Ahhhh the problem occurs when feeding the admin commands on stdin of ssh, instead of as ssh argument.

[root@hedgehog14 ~]# echo "\s bulk request ls" | ssh -T -l admin -p "22224" "dcachetest.grid.surfsara.nl"
org.dcache.services.bulk.BulkServiceCommands$PagedRequestResult@7350f58e
[root@hedgehog14 ~]# echo "\s bulk request ls" | ssh -l admin -p "22224" "dcachetest.grid.surfsara.nl"
Pseudo-terminal will not be allocated because stdin is not a terminal.

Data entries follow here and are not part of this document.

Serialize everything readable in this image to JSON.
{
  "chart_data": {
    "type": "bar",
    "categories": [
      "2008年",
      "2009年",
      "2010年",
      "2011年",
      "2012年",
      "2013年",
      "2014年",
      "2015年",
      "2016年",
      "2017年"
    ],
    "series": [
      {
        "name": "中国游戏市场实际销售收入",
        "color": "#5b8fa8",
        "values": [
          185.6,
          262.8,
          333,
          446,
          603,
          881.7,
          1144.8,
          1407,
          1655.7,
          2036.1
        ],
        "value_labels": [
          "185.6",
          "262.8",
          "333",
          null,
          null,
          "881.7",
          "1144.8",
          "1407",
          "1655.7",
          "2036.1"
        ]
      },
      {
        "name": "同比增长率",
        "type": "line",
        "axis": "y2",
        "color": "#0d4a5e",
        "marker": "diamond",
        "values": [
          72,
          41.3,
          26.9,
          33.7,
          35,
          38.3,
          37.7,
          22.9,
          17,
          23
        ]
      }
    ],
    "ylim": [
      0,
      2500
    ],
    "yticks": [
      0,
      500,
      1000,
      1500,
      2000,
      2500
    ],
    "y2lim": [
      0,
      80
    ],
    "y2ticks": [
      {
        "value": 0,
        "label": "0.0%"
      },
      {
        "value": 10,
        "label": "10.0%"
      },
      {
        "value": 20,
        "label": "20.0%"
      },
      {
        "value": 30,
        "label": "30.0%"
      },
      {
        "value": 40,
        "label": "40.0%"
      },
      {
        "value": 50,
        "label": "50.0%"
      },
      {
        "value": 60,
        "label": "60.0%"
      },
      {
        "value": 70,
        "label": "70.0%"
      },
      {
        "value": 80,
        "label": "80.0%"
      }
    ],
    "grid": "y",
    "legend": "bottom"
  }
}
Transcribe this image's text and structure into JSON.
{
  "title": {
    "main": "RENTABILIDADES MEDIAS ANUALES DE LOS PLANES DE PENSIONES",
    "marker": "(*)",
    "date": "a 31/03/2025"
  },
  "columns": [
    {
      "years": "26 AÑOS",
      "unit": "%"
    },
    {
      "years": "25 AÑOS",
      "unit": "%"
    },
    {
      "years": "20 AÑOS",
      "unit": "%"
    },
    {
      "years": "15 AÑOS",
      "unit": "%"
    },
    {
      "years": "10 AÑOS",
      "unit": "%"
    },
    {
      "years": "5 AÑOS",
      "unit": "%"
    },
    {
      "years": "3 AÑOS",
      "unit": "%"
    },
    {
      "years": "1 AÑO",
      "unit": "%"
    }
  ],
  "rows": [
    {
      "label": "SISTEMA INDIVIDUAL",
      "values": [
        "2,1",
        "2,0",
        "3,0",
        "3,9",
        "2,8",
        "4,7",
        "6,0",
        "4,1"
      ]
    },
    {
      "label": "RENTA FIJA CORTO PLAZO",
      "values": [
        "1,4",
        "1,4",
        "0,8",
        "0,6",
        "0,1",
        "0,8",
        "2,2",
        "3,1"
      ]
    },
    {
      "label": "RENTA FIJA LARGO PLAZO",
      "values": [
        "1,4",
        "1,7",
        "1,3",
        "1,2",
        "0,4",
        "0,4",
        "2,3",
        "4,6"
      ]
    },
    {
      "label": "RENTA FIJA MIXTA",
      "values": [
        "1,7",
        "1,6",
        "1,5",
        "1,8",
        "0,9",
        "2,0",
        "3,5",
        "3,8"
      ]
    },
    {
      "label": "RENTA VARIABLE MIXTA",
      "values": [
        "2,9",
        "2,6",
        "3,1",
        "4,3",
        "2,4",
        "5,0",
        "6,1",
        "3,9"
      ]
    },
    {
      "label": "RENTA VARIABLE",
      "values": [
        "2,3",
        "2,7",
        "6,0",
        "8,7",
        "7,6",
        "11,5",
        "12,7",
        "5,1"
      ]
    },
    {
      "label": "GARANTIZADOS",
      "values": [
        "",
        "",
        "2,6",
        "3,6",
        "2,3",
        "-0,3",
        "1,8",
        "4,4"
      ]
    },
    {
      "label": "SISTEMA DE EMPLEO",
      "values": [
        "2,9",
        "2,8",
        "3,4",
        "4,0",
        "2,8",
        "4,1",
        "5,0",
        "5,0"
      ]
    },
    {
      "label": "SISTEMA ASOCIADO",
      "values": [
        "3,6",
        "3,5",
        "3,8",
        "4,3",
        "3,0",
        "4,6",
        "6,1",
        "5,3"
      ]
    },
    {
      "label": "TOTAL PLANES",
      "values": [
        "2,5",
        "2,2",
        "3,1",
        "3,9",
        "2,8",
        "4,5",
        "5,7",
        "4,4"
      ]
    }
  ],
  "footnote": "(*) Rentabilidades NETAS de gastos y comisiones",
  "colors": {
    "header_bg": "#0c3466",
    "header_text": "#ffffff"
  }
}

org.dcache.services.bulk.BulkServiceCommands$PagedRequestResult@495dc920
[root@hedgehog14 ~]# echo "\s bulk request ls" | ssh -t -l admin -p "22224" "dcachetest.grid.surfsara.nl"
Pseudo-terminal will not be allocated because stdin is not a terminal.
org.dcache.services.bulk.BulkServiceCommands$PagedRequestResult@16c8db35
[root@hedgehog14 ~]# ssh -t -l admin -p "22224" "dcachetest.grid.surfsara.nl" "\s bulk request ls"
ID           | ARRIVED             |            MODIFIED |        OWNER |     STATUS | UID
22           | 2024/06/18-11:05:14 | 2024/06/18-11:05:14 |  36490:31631 |  COMPLETED | 19dd9f0b-b409-4ba5-8215-0d49d7de2133
23           | 2024/06/18-14:23:56 | 2024/06/18-14:23:56 |  36490:31631 |  COMPLETED | e2b47b27-b066-4f84-b0bd-d397722c722d
24           | 2024/06/20-11:44:03 | 2024/06/20-11:44:03 |  36490:31631 |  COMPLETED | 27c02ed6-65d4-423b-80f8-74a63719c9ae
25           | 2024/06/20-11:51:42 | 2024/06/20-11:51:42 |  36490:31631 |  COMPLETED | 4b52fbe0-d5c5-4152-b934-c3fa50490f02
26           | 2024/06/20-11:52:47 | 2024/06/20-11:52:47 |  36490:31631 |  COMPLETED | 188ed83f-90f8-488b-81f8-cc6b3245dd16
27           | 2024/06/20-11:52:57 | 2024/06/20-11:52:57 |  36490:31631 |  COMPLETED | 8f60d2c5-6f16-41df-839a-da03a84225d2
28           | 2024/06/20-11:53:02 | 2024/06/20-11:53:02 |  36490:31631 |  COMPLETED | a14bb1d1-d727-4264-84e2-c7717018c6ff
29           | 2024/06/20-11:54:37 | 2024/06/20-11:54:37 |  36490:31631 |  COMPLETED | 2a40bee5-ec79-4dbb-98aa-85e69c17a3b1
30           | 2024/06/20-11:54:44 | 2024/06/20-11:54:45 |  36490:31631 |  COMPLETED | f73f214f-0570-4435-b4ac-0949d1289e01
31           | 2024/06/20-13:30:45 | 2024/06/20-13:30:45 |  36490:31631 |  COMPLETED | 0c83f513-55f6-4f49-9198-377e14c09261
Connection to dcachetest.grid.surfsara.nl closed.

Feeding commands on stdin can be very useful though, especially when you have tons of commands: it's way faster than starting a separate ssh for each of them.